Monday, June 15, 2015

Contract as Particular Law

A valid contract even has the status of a particular law among the contractors.[1] The contractors form a community ordered to a common end, the well-being and benefit of all involved in the contract. The members of the contractual community give their unanimous consent to the contract, and it thus has the legal character. For it is the will of the legislator, in this case the entire contractual community, solemnly expressed by means of the contractors formulation of the contract, it aims at the good of the entire contractual community over which it enjoins, and it is in accord with justice and reason insofar as it is a valid contract, for validity requires that it be in accordance with divine and natural law ad normam CLIF 12 §204, and if a statute does not violate these, it must needs be just. Therefore, since the contractors form a community, the whole people of such community has the right to make law for themselves, and this legislative right is properly exercised by means of contract, which thereby has the status of a particular law among the contractors.

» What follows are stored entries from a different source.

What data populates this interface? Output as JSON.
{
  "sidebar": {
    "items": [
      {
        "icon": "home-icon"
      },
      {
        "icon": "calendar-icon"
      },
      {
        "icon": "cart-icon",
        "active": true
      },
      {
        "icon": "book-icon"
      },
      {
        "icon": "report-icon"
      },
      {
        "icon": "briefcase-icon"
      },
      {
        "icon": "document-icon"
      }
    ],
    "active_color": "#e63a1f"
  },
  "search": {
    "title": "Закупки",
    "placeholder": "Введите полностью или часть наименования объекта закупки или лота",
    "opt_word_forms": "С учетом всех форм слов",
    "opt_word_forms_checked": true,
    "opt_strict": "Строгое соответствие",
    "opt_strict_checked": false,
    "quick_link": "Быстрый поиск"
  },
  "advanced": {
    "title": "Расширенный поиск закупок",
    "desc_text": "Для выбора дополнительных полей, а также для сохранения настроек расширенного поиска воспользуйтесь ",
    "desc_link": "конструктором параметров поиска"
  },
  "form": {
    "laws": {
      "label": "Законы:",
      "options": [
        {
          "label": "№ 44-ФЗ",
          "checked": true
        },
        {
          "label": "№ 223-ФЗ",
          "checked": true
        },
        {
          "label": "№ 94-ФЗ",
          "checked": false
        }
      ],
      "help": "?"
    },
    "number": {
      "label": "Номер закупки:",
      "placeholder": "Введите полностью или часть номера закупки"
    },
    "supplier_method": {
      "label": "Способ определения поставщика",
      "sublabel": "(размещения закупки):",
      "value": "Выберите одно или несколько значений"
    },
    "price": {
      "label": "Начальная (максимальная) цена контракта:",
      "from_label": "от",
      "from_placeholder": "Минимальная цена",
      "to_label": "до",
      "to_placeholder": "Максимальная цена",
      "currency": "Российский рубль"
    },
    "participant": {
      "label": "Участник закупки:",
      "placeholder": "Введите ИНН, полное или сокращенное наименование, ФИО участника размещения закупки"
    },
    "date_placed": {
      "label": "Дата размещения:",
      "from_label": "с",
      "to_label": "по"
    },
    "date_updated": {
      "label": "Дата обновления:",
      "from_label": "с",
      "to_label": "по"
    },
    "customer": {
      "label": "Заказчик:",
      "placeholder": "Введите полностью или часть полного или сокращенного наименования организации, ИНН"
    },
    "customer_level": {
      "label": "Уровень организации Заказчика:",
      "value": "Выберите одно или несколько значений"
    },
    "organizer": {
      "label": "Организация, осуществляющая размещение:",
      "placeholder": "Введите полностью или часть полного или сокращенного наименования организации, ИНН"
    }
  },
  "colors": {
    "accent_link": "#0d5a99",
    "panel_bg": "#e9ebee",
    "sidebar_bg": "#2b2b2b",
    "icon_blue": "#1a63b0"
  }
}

(written circa April 2013)

[1] Post inspired by Lon L. Fuller, Anatomy of the Law
Cf. CLIF 12 §2

Wednesday, June 10, 2015

A Common Misstep of the Common Law

A judge is a servant of the law and not its master. The role of a judge is to apply the law in particular cases; the role of the Legislator is to create law for universal governance. The letter of the law is an expression of the spirit of the law, which is the intention of the Legislator. Thusly, although law is a composite of letter and spirit, the law is truly found in the spirit, which is known most directly by the Legislator. Therefore the authentic interpretation of the law is reserved to the Legislator, who knows to the fullest extent the spirit of the law, the most essential element of law of which the letter of the law is an expression (cf. CLIF 52 §101.2).